Dataset management and processing library for LlamaSearch.ai applications

Project description

LlamaDatasets

A comprehensive dataset management and processing library for LlamaSearch.ai applications.

Features

  • Dataset Loaders: Load datasets from various formats (CSV, JSON, Parquet, etc.)
  • Data Transformation: Tools for preprocessing, cleaning, and transforming datasets
  • Dataset Splitting: Methods for splitting datasets for training, validation, and testing
  • Synthetic Data Generation: Utilities for generating synthetic data for testing and development
  • Data Validation: Validate datasets against schemas and requirements
  • Integration with LlamaSearch.ai Ecosystem: Seamless integration with other LlamaSearch.ai tools
  • Streaming Data Processing: Efficient processing of large datasets using streaming
  • Caching Mechanisms: Caching strategies for optimizing data loading and processing

Installation

Using pip

pip install llamadatasets

From source

git clone https://llamasearch.ai
cd llamadatasets
pip install -e .

Quick Start

from llamadatasets import Dataset, DataLoader
from llamadatasets.transformers import TextNormalizer, Tokenizer
from llamadatasets.splitters import RandomSplitter

# Load a dataset
data_loader = DataLoader.from_csv("path/to/data.csv")
dataset = data_loader.load()

# Apply transformations
normalizer = TextNormalizer(lowercase=True, remove_punctuation=True)
tokenizer = Tokenizer(tokenizer_type="word")
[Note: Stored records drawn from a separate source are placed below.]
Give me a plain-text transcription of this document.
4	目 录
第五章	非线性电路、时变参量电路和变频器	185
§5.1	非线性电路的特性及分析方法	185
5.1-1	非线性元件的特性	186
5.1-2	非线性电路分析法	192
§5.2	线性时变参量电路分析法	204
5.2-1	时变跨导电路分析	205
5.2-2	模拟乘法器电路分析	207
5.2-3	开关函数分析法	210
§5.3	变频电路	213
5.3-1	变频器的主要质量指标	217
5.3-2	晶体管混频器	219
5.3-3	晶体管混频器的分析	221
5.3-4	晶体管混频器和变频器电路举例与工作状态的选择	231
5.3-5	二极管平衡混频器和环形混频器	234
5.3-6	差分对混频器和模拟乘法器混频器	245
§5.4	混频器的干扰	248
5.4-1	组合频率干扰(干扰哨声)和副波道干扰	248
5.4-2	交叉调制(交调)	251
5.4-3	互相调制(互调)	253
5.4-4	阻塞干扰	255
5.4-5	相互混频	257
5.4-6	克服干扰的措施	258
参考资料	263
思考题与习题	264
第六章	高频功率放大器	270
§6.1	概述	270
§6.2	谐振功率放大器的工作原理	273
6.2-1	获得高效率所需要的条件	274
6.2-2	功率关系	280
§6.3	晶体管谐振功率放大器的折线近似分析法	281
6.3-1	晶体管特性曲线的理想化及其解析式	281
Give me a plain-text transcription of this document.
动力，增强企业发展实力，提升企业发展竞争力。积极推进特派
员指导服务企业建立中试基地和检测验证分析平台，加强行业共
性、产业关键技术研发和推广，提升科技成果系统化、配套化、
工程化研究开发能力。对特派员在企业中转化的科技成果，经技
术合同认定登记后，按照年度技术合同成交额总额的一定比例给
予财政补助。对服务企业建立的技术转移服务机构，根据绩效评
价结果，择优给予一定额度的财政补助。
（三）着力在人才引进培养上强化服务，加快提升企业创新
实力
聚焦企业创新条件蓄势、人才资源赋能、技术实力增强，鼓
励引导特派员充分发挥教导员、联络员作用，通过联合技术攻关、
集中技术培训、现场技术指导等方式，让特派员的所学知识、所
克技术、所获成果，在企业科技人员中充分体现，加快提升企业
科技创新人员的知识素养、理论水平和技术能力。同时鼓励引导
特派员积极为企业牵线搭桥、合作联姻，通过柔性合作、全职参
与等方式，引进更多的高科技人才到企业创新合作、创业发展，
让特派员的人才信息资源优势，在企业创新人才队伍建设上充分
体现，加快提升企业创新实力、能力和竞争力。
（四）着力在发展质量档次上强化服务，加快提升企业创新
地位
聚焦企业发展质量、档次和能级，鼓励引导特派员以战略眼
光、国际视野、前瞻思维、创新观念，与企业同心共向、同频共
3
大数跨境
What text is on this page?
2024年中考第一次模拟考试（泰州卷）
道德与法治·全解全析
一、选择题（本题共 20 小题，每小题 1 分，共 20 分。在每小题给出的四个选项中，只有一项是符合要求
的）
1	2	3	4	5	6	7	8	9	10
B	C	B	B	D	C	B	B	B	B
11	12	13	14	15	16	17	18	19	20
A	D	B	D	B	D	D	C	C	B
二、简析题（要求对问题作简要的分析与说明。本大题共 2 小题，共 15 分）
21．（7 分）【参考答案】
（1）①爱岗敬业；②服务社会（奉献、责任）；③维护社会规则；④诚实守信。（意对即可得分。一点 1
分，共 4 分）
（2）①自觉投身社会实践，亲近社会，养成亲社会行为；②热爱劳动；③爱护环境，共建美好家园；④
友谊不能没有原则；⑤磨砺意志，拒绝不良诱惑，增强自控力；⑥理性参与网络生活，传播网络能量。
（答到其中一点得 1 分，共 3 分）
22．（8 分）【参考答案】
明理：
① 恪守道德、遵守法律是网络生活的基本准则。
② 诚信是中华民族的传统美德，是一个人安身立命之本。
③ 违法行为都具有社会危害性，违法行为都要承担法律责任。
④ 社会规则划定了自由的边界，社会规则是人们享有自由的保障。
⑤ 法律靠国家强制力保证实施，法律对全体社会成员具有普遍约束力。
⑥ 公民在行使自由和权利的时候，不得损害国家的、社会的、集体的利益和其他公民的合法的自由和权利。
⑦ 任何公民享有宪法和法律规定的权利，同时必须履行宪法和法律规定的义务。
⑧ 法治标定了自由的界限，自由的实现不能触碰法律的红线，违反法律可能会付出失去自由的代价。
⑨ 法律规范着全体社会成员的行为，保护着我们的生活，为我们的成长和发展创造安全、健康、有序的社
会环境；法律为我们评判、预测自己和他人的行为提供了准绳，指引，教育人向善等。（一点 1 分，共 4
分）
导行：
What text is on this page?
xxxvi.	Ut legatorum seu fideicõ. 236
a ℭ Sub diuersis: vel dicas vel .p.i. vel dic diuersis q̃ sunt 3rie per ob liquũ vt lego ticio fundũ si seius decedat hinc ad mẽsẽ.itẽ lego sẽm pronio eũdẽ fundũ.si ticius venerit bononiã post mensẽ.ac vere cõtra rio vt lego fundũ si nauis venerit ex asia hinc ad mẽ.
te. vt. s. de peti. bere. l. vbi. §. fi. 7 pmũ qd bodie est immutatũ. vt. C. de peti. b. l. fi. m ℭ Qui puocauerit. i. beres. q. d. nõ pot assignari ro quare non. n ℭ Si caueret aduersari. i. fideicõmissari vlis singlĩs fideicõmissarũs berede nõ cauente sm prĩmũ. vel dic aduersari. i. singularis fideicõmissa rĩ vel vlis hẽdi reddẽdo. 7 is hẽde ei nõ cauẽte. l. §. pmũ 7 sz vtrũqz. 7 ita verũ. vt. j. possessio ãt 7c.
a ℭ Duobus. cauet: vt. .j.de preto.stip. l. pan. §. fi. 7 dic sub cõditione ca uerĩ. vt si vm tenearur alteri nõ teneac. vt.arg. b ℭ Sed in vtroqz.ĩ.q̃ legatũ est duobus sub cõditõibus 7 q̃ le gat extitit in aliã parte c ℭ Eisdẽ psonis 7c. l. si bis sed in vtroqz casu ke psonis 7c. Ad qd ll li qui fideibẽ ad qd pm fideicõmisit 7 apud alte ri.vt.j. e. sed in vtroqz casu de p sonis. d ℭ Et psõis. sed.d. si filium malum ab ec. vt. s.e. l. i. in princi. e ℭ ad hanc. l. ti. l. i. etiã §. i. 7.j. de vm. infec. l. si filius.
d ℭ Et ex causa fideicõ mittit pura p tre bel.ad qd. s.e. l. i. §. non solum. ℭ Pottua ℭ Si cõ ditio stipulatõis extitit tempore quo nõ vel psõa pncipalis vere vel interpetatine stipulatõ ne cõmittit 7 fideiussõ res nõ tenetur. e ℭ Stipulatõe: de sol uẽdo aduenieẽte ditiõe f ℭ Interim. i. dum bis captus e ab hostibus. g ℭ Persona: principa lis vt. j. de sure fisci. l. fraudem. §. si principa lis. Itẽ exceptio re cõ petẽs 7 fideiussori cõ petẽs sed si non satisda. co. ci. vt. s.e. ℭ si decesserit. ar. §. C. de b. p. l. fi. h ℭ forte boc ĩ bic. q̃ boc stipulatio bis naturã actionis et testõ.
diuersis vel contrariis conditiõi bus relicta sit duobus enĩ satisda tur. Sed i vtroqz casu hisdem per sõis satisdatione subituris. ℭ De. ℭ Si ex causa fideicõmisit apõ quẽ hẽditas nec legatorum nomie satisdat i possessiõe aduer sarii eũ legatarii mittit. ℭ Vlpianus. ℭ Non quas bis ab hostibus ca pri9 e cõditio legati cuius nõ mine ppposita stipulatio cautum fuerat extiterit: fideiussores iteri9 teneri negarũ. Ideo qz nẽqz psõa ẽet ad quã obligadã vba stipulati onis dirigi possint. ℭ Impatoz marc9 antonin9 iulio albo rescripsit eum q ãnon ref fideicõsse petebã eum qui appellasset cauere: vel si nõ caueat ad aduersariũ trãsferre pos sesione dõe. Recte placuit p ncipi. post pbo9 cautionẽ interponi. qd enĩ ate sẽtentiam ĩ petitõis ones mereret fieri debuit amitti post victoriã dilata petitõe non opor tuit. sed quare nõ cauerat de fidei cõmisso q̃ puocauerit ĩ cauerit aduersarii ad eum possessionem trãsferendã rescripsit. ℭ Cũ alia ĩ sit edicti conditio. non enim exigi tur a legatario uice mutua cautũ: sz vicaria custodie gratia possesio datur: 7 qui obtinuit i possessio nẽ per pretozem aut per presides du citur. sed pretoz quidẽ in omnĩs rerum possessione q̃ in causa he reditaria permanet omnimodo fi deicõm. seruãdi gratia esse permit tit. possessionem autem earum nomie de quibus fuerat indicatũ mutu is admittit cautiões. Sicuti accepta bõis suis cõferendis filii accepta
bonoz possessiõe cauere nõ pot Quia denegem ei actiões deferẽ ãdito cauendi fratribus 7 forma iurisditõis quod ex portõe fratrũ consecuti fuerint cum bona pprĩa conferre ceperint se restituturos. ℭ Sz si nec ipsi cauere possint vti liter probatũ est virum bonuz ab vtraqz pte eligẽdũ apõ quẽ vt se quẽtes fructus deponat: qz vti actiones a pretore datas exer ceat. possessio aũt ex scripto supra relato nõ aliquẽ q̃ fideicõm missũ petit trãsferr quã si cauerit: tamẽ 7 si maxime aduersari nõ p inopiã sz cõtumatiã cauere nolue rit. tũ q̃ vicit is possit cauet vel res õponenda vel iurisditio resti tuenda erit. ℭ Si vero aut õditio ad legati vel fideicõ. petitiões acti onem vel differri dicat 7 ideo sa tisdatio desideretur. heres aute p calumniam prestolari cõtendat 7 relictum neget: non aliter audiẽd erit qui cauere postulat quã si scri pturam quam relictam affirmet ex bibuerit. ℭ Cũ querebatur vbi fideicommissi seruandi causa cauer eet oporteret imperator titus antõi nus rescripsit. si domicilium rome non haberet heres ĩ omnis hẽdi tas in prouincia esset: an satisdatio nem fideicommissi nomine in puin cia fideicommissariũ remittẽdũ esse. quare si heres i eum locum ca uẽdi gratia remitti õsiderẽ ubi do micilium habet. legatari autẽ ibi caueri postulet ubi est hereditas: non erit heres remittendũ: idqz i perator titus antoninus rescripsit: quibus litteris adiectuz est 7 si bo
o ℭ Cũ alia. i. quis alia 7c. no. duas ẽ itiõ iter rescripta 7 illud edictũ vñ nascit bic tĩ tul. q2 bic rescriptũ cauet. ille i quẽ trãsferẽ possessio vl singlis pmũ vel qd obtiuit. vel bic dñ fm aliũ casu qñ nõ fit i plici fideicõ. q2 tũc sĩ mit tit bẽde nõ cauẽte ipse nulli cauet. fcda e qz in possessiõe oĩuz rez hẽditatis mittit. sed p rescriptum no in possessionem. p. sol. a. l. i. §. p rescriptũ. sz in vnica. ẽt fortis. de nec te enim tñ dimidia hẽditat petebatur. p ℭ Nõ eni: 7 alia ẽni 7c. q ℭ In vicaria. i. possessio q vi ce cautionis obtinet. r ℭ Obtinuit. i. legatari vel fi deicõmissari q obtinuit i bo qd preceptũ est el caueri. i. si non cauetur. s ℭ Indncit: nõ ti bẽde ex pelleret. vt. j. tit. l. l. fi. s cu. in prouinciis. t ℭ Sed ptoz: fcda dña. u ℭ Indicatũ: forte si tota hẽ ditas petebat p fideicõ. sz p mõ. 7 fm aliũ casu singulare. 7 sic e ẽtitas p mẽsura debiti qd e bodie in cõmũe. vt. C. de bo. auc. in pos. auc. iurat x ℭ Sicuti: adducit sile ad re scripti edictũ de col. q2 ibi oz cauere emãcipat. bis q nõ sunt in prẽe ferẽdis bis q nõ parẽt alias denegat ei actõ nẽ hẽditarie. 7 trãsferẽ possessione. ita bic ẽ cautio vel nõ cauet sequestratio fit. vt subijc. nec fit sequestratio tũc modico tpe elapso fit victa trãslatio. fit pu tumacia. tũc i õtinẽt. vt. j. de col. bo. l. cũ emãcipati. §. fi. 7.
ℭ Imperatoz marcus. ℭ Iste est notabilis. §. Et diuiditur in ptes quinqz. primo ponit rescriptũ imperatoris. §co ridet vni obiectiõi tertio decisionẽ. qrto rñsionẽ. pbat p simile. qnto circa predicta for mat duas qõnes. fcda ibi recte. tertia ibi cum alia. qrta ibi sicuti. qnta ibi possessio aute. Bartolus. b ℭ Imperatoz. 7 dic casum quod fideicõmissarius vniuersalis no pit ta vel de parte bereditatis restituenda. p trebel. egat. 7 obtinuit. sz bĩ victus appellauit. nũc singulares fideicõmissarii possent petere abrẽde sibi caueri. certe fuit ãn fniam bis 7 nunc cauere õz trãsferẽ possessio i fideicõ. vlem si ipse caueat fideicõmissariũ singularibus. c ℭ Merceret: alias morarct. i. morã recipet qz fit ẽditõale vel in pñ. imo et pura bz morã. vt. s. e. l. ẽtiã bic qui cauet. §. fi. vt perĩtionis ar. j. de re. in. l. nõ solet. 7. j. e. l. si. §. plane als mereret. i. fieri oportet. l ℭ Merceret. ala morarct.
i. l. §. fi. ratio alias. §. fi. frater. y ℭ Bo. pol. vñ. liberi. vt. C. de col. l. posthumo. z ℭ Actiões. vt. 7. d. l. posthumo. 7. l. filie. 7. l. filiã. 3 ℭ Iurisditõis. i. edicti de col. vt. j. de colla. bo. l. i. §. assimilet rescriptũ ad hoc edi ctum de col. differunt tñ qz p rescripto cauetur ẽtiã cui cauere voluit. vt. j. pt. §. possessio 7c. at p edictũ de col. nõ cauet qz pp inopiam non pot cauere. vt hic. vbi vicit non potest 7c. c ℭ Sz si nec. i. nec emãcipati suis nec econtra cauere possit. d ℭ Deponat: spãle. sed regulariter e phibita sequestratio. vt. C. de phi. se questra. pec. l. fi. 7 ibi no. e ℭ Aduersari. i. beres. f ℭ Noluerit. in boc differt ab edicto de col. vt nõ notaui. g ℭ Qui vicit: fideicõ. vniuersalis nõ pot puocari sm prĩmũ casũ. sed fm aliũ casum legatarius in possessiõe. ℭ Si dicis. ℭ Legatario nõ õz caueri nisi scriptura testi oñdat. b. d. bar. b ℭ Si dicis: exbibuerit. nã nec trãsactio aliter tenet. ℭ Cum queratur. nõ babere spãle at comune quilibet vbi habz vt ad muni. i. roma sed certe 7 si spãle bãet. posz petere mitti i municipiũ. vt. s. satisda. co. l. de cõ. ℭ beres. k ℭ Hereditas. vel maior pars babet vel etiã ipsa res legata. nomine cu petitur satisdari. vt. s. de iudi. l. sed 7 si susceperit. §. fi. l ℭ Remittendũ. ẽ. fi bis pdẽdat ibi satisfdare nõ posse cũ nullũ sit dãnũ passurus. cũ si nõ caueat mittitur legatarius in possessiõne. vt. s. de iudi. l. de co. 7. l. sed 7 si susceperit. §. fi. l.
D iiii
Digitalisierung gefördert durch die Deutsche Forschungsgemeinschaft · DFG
transformed_dataset = dataset.transform([normalizer, tokenizer])

# Split the dataset
splitter = RandomSplitter(train_ratio=0.8, val_ratio=0.1, test_ratio=0.1, seed=42)
train_data, val_data, test_data = splitter.split(transformed_dataset)

# Use the datasets
print(f"Training examples: {len(train_data)}")
print(f"Validation examples: {len(val_data)}")
print(f"Test examples: {len(test_data)}")

# Sample some data
print(train_data.sample(3))

Core Components

Dataset

The Dataset class is the central data structure that represents a collection of examples:

from llamadatasets import Dataset

# Create a dataset from a list of dictionaries
data = [
    {"text": "This is an example", "label": "positive"},
    {"text": "Another example", "label": "negative"},
    # ...
]

dataset = Dataset(data)

# Access data
print(dataset[0])  # {'text': 'This is an example', 'label': 'positive'}

# Filter data
positive_examples = dataset.filter(lambda example: example["label"] == "positive")

# Map a function to each example
processed = dataset.map(lambda example: {
    "text": example["text"].lower(),
    "label": example["label"]
})

DataLoaders

DataLoaders provide methods to load data from various sources:

from llamadatasets import DataLoader

# Load from CSV
csv_loader = DataLoader.from_csv("data.csv")
csv_dataset = csv_loader.load()

# Load from JSON
json_loader = DataLoader.from_json("data.json")
json_dataset = json_loader.load()

# Load from Parquet
parquet_loader = DataLoader.from_parquet("data.parquet")
parquet_dataset = parquet_loader.load()

# Load from a database
db_loader = DataLoader.from_database(
    connection_string="postgresql://user:pass@localhost:5432/db",
    query="SELECT * FROM data_table"
)
db_dataset = db_loader.load()

Transformers

Transformers process and modify datasets:

from llamadatasets.transformers import (
    TextNormalizer, Tokenizer, OneHotEncoder, StandardScaler
)

# Configure transformers
normalizer = TextNormalizer(lowercase=True, remove_punctuation=True)
tokenizer = Tokenizer(max_length=100)
encoder = OneHotEncoder(columns=["category"])
scaler = StandardScaler(columns=["numeric_feature"])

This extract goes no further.